More advanced algorithms consider the fact that the opponents will be in a similar situation to the one we are in. Such approaches are called “single dummy” in bridge. They tend to score significantly better in defense and better in offense (remember, the defenders have fragmented information and distributed decision-making).
Human experts play exactly like this. Sometimes a double dummy approach is sufficient, for instance if a play is found that always leads to the goal. The single dummy considerations gain weight the more the outcome is influenced by the opponents decisions than the specific cards they hold.
Humans still beat machines sometimes at bridge, but it seems the machines will be clearly better quite soon.
Poker is a real challenge, both for humans and computers. Information is clearly limited and any straightforward approach will probably only be successful for so-called “heads-up” (when only two players are involved).
Algorithm development has involved Bayes theorem, Nash equilibrium, Monte Carlo simulation or neural networks, all of which are imperfect techniques. The current trend for poker AIs is to use reinforced learning or similar techniques, with huge training samples. Training is usually done AI vs AI.
Since poker is so much about interpreting the actions of other players, future development will probably be based on game theory and attempting to dynamically model the current opponents (so that game strategies can be individually adapted for each current opponent, where weaknesses can be exploited and bad risk/reward ratios avoided).

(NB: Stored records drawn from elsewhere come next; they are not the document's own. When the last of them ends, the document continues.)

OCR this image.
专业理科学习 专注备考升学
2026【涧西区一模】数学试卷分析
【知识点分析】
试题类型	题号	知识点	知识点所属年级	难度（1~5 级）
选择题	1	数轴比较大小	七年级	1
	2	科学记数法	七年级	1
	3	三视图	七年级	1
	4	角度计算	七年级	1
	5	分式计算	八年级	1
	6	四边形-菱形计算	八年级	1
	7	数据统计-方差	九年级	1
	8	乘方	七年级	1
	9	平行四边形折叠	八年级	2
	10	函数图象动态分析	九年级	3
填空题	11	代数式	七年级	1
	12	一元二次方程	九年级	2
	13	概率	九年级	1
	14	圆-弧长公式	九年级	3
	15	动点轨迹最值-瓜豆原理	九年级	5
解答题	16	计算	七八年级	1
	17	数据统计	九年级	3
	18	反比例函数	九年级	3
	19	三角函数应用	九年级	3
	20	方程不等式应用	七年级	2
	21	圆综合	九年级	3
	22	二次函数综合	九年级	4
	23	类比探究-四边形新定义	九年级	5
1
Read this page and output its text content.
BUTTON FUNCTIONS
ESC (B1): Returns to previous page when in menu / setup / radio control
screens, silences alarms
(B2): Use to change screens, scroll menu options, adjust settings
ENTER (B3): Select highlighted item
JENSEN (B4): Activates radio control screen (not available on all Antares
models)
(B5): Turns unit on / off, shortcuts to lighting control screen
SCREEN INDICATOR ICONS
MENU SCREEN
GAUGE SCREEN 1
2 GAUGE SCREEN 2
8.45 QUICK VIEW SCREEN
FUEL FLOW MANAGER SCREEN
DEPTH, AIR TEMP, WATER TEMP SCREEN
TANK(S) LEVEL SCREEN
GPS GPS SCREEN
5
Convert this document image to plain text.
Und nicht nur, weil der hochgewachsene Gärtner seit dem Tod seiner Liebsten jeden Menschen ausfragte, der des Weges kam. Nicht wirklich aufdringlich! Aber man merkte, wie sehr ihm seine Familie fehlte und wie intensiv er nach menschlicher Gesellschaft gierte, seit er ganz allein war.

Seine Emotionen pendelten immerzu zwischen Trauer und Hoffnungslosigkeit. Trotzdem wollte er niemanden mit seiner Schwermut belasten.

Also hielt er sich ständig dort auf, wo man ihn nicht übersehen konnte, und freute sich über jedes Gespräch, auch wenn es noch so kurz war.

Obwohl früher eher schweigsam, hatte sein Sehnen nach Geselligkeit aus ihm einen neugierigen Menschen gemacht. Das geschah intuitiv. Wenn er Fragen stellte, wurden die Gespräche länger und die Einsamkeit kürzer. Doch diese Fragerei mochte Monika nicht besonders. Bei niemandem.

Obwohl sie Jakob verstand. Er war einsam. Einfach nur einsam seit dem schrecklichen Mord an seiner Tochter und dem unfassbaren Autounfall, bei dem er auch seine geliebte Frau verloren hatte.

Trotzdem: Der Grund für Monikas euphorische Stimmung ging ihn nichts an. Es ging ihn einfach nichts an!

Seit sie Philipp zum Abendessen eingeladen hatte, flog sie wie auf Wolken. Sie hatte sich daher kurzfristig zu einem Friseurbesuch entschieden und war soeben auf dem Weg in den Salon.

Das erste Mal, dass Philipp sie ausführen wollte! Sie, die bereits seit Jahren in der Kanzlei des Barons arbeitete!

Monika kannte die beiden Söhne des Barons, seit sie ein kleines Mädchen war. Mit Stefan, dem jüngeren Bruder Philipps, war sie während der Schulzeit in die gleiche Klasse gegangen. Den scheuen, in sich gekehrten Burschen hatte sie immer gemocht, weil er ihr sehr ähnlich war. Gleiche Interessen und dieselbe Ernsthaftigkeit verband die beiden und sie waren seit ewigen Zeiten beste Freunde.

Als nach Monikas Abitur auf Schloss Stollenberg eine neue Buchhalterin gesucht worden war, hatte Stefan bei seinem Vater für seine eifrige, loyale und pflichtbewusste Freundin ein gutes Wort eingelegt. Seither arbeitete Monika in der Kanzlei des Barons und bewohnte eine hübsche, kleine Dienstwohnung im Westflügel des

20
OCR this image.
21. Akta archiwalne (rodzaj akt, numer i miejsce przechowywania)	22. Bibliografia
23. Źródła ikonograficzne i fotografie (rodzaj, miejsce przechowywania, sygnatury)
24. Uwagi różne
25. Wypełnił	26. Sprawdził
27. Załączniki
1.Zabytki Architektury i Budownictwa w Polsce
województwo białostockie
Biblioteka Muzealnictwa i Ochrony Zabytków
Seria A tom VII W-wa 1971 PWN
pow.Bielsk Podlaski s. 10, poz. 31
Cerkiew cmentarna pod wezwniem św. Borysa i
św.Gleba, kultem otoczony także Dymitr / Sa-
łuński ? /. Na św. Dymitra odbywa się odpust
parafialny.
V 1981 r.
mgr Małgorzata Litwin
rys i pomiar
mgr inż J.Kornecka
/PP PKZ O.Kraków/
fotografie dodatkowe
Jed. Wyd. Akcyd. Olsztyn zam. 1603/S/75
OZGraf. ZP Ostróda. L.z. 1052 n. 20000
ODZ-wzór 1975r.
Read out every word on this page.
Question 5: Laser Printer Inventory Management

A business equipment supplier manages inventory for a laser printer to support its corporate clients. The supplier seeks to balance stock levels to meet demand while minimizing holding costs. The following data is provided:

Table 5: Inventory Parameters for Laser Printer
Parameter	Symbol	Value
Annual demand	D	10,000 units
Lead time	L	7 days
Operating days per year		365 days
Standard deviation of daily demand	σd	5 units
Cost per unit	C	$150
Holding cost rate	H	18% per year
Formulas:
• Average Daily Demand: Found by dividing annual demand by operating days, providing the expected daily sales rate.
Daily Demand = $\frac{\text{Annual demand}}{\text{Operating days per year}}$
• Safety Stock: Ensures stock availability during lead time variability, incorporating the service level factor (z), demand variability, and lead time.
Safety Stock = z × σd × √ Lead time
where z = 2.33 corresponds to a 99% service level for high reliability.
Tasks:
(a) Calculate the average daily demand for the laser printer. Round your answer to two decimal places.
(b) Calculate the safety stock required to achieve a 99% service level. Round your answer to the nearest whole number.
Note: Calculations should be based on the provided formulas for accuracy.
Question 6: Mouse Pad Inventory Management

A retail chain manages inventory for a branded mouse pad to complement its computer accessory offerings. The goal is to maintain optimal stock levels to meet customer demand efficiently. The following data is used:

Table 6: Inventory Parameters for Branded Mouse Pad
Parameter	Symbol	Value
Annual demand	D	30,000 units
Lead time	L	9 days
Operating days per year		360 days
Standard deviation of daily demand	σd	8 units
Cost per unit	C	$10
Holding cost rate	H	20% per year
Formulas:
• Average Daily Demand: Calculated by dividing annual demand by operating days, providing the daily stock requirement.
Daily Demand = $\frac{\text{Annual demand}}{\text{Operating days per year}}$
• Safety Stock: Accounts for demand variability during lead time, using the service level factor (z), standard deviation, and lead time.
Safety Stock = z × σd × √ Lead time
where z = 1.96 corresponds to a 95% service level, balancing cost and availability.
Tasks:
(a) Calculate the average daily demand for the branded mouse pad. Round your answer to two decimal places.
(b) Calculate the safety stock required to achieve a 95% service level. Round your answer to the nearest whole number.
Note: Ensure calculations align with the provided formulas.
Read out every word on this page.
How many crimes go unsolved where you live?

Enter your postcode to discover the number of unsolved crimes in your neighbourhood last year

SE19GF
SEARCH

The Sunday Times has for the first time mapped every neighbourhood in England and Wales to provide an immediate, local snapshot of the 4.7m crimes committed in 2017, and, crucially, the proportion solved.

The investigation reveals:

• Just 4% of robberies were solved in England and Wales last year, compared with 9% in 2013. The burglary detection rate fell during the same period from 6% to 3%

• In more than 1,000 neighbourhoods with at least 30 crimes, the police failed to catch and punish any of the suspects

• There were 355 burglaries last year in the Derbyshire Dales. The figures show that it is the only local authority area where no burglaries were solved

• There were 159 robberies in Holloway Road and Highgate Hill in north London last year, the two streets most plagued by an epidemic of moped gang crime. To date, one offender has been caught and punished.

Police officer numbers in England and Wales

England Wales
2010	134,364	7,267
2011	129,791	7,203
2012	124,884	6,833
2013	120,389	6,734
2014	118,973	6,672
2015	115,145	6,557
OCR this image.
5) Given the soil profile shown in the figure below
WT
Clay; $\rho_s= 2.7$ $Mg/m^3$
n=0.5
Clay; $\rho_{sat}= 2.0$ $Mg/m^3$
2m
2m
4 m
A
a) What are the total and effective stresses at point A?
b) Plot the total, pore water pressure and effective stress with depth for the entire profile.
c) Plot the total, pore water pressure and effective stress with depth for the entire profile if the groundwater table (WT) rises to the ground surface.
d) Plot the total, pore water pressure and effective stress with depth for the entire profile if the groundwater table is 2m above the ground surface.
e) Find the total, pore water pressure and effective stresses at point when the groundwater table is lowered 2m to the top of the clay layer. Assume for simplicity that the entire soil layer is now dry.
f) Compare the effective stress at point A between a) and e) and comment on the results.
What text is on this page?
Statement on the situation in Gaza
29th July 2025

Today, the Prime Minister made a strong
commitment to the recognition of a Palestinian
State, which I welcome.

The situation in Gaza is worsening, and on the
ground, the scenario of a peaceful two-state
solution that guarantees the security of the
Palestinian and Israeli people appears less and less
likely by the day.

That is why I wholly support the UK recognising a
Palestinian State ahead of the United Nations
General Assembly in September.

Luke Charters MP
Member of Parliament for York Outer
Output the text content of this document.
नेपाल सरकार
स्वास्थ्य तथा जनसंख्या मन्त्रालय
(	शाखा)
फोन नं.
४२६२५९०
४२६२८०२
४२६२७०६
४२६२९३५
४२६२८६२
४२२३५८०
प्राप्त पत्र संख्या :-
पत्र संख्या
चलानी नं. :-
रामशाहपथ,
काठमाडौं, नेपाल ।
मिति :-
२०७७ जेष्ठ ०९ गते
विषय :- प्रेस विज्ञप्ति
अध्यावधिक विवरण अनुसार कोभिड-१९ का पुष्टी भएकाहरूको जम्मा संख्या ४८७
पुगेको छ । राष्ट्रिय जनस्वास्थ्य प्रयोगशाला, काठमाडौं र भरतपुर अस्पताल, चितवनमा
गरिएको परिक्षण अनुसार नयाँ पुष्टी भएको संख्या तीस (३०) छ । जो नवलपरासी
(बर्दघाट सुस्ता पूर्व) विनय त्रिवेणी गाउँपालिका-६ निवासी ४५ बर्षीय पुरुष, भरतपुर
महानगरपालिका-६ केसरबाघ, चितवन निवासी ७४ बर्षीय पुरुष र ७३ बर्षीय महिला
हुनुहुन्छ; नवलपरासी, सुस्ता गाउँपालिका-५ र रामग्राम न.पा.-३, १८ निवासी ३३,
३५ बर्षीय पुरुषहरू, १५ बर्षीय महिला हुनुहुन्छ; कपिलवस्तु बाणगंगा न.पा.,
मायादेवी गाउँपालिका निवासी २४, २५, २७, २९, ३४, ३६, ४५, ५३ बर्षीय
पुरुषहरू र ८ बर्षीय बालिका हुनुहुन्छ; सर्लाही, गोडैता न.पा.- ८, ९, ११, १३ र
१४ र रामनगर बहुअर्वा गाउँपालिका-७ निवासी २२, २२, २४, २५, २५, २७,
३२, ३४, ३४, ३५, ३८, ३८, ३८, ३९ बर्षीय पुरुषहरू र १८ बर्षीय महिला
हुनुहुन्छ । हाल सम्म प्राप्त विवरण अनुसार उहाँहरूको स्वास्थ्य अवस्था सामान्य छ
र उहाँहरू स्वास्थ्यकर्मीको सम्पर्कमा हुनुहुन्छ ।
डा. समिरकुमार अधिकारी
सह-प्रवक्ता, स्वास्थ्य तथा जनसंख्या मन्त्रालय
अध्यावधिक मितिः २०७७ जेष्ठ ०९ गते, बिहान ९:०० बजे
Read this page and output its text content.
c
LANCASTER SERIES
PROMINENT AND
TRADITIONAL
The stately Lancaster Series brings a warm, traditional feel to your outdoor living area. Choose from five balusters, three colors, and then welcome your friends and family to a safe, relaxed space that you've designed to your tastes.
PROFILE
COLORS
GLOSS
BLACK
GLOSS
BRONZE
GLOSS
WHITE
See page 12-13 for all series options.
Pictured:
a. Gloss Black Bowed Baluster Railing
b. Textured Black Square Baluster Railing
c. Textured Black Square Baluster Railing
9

Human experts tend to (over?)exploit the risk/reward ratios (“I have an ace in hand, so I will bet enough that an opponent with no pair and no ace often will fold immediately”). They also tend to introduce a random element to make it more difficult for the opponents to build a mental model of them, while spending small or reasonable amounts of money early in a session (and observing the other players) to build their own models of the opponents. The fact that humans leak information (and observe such leaks) other than betting/not betting, size of bet etc etc, such as twitching, hesitating or talking a lot, makes the human live game more different from computer games than any other games we have looked at. It is also possible to put on some play-acting and try to fool any observers.
On-line poker is on the other hand basically the same regardless of human or AI players.
An interesting observation is that poker AIs do not always produce similar strategies to the ones human experts use. There is also absolutely no fear or personal loss involved in computer evaluations.
It is entertaining to think that very good human poker players either have the ability to turn off any fear of losing or that they simply lack the common sense to worry about losing lots of money and therefore can exploit any such weaknesses in other players. AI development has led to computer programs being able to perform well against humans. Recent developments have led to computer programs beating humans even in multi-player scenarios.
As a conclusion we can say that regardless of whether the games we look at have perfect or imperfect information algorithms are developed that enable computers to beat humans at the games. Considering the difficulty as well as the variation in the games one cannot help but consider if the same might be true for other areas in society. Balancing complex systems in society is a challenge that seems (and probably is) much more difficult than any of the games we have looked at, but perhaps algorithms could help us make better decisions or even be trusted to make the decisions for us.